The novelisation is rather simplistic (though I can't remember if this was exactly what was played out on screen): Gou Jian attacks the Wu navy at the lake and Gongsun Xiong retreats with some losses. Yue has a force (Zhu Jiying) in the marshes to cut off the Wu retreats -> Wu Zixu expects this and hence plans to encircle the entire Yue army in the marshes by superior numbers of the land forces.
Gou Jian knows that WZX is thinking in the above manner, hence had ordered Zhu Jiying to come out from the marshes *before* WZX et al get there, and fall on the retreating navy from behind as the main Yue force puruses them, hence destroying 6 years' worth of resources in the navy.
Fu Chai's plan is just to attack the Yue forces at the lake (presumably the terrain supports this, according to Fan Li) before they can join up, which WZX says is too audacious and risky.
Fu Chai going to do with a navy
Eventually sail it up the canal he sunk so much resources and manpower in (with Fan Li's encouragement) to conquer the central regions (Qi, Chu et al) and become hegemon. If Yue weren't a friendly/submissive state (as it was under Yun Chang and Helu's time), Wu would be vulnerable to attack from the back - hence it was in Wu's interest to have Yue either subjugated or incorporated. Chu was an ally of Yue for this reason, to keep Wu on its toes having to guard against both its northern and southern neighbours.
Yue should have turned its sights on the states to the south-west of it
Too small; only after Yue had incorporated Wu into itself did Gou Jian feel safe enough to challenge for hegemony himself.
no subject
Eventually sail it up the canal he sunk so much resources and manpower in
Wait- wait- what? Fu Chai is all Hurry up and build me a navy, I need my navy *now*- and it's sitting in some *lake* waiting for the canal to be built that Fan Li hasn't even advised them to make yet? No- waiting for Yue to be subjugated so it's safe to build canals for the navy to sail on, and a sitting duck for both Yue and Chu in the meantime?
This Does Not Compute. Seriously. There's bass-ackwards, and then there's Fu Chai.
no subject
Overrun by the Wu army, one supposes. (The actual battle sequence didn't really register in my head >_<) Not much of a strategy, yes.

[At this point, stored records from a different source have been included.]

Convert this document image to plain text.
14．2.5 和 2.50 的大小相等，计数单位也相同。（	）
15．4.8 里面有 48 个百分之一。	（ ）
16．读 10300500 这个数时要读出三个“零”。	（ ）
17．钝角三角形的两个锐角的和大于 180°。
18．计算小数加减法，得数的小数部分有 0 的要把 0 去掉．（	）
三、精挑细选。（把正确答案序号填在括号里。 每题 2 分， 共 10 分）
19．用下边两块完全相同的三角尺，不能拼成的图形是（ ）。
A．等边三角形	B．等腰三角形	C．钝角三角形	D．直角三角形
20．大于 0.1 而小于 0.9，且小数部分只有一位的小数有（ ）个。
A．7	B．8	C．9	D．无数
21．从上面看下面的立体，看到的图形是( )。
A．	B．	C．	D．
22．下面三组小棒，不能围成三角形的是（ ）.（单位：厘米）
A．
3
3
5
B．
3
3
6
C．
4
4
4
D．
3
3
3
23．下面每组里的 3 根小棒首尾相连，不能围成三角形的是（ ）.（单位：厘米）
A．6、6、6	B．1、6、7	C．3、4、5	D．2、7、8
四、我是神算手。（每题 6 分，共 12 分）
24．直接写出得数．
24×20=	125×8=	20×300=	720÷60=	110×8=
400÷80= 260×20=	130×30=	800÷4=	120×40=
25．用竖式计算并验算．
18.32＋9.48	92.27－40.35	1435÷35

the canal to be built that Fan Li hasn't even advised them to make
Actually the idea for the canal (called the Han canal) was there (WZX's? Fu Chai's), just that the engineers didn't plan it wide enough and underestimated the time and resources required so Fu Chai was ready to give up or seek an alternative route until Fan Li said, it's worth your while to widen the thing, it'll just take another 5-10 years.
waiting for Yue to be subjugated so it's safe to build canals for the navy to sail on, and a sitting duck for both Yue and Chu
Yue would have to be either a vassal state or incorporated into Wu for it to feel safe, preferably the latter. The power of Chu had been broken by Helu+WZX (q.v. corpse-whipping battle) 10-15 years before the start of the series, so they felt it necessary to ally themselves with Yue to contain Wu - hence Wen Zhong bringing 20,000 soldiers to Yue. Helu was seriously considering conquering the states of the Central Plains (in fact some sources recognise him as the 4th hegemon, just before Gou Jian), so Fu Chai (who confusingly is also thought by other authors to be the 4th hegemon after the Huangchi conference) was continuing the work.
no subject
Err yes, so Wu has two enemy countries front and back, both weakened but neither completely subjugated. I'd say this sounds like wannabe hegemon more than anything definite. This era's history makes my head hurt almost as bad as Three Kingdoms, tho' nothing can be as bad as that.